Chances are, if your business falls into this category, any offer you get may not reflect the actual value of your business – what it’s truly worth. This is reinforced by most professional advisors and brokers as they provide a valuation of your business based on what profit you are generating now and what your likely revenue and profit growth will be in the future — in other words, some meager multiple of EBIT (Earnings Before Tax and Interest).

And yet many businesses have some untapped potential — and if this can be leveraged by a larger company, you can get a strategic sale value. To be able to identify a potential strategic buyer, the asset or capability of the business must be uncovered or developed.

I’ll talk more about these competitive advantages in another post, but, for now, just remember the things that currently provide your competitive advantage may be well-known to you, but they may also be things that you are not exploiting in your own business and that some other business could. Identify which businesses can take advantage of your opportunity, and you have the basis for setting up a deal where you could potentially achieve a sale price of many times EBIT.

Often, to get maximum value for your business, you need to have more than one offer on the table — specifically, if you have at least two buyers who want the business. This means two buyers who have the capacity to pay and who are interested in bidding against each other, which will give you a much better opportunity to capture more of the strategic value.

Buyers can be individuals, private equity or investment firms or companies. In general, individuals don’t have the scale or the reach to do more than run the company the same way as the existing owner. Most individual buyers are looking at businesses below $1 million. Private equity or investment firms are masters at identifying underperforming assets and buying them cheaply.

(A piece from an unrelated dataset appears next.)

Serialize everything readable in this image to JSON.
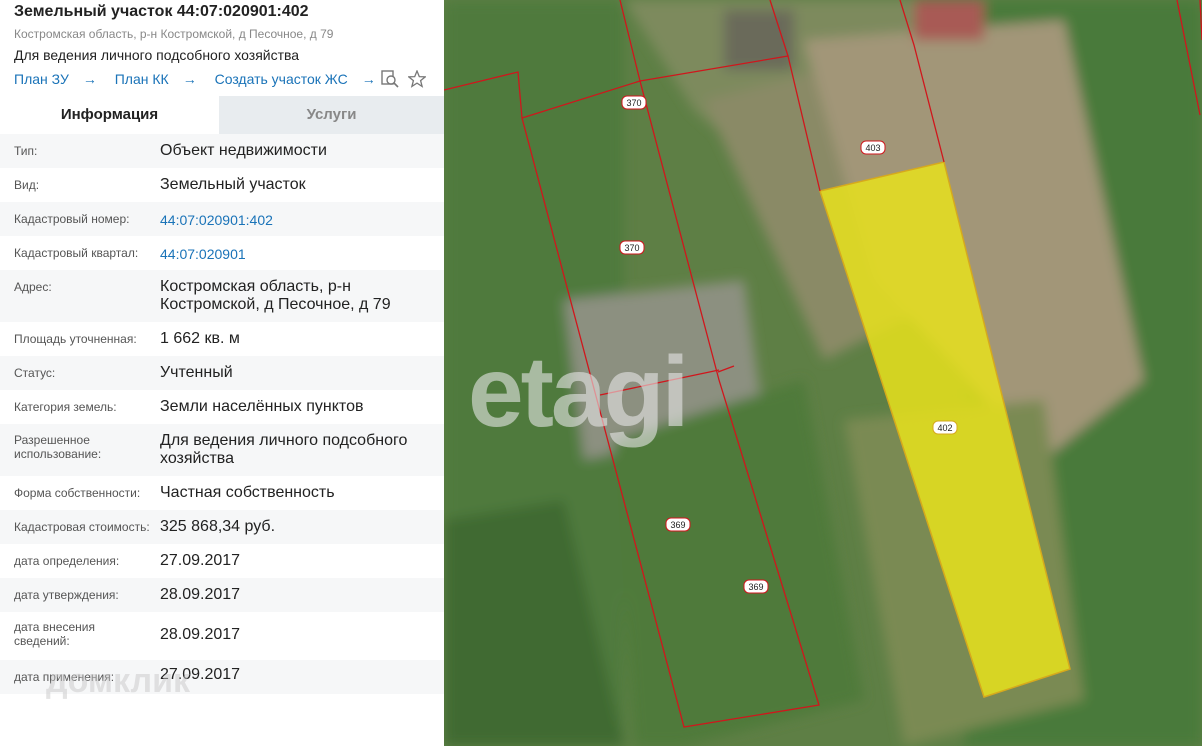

Neither of these types of buyers are usually inclined to be strategic buyers.

So, your best bet for a strategic buy will usually come from a company that has the capacity to pay. By “capacity to pay,” I’m mostly talking about the size of the acquirer. One simple rule I have is that the acquirer should be five to 20 times the size of the company being acquired. The reason being is that, if it’s too small, it’s too big a risk because then it becomes a merger, not a purchase, and you’ve got all sorts of issues with culture and everything else. If it’s too big, then the costs of the acquisition could just as easily be applied to a bigger acquisition.

“Capacity to pay” is also about the buyer having the ability to fund the purchase. They have a balance sheet that has some cash in it — they wouldn’t want to fund a business that’s a complete debt and they wouldn’t need to source additional funding. That would make the risk of the transaction go up.

So you typically want a buyer who’s generating some cash, that has the balance sheet strength to purchase. They’re between five and 20 times the value of your company and can exploit the capabilities of your company in a two-to-three-year time frame.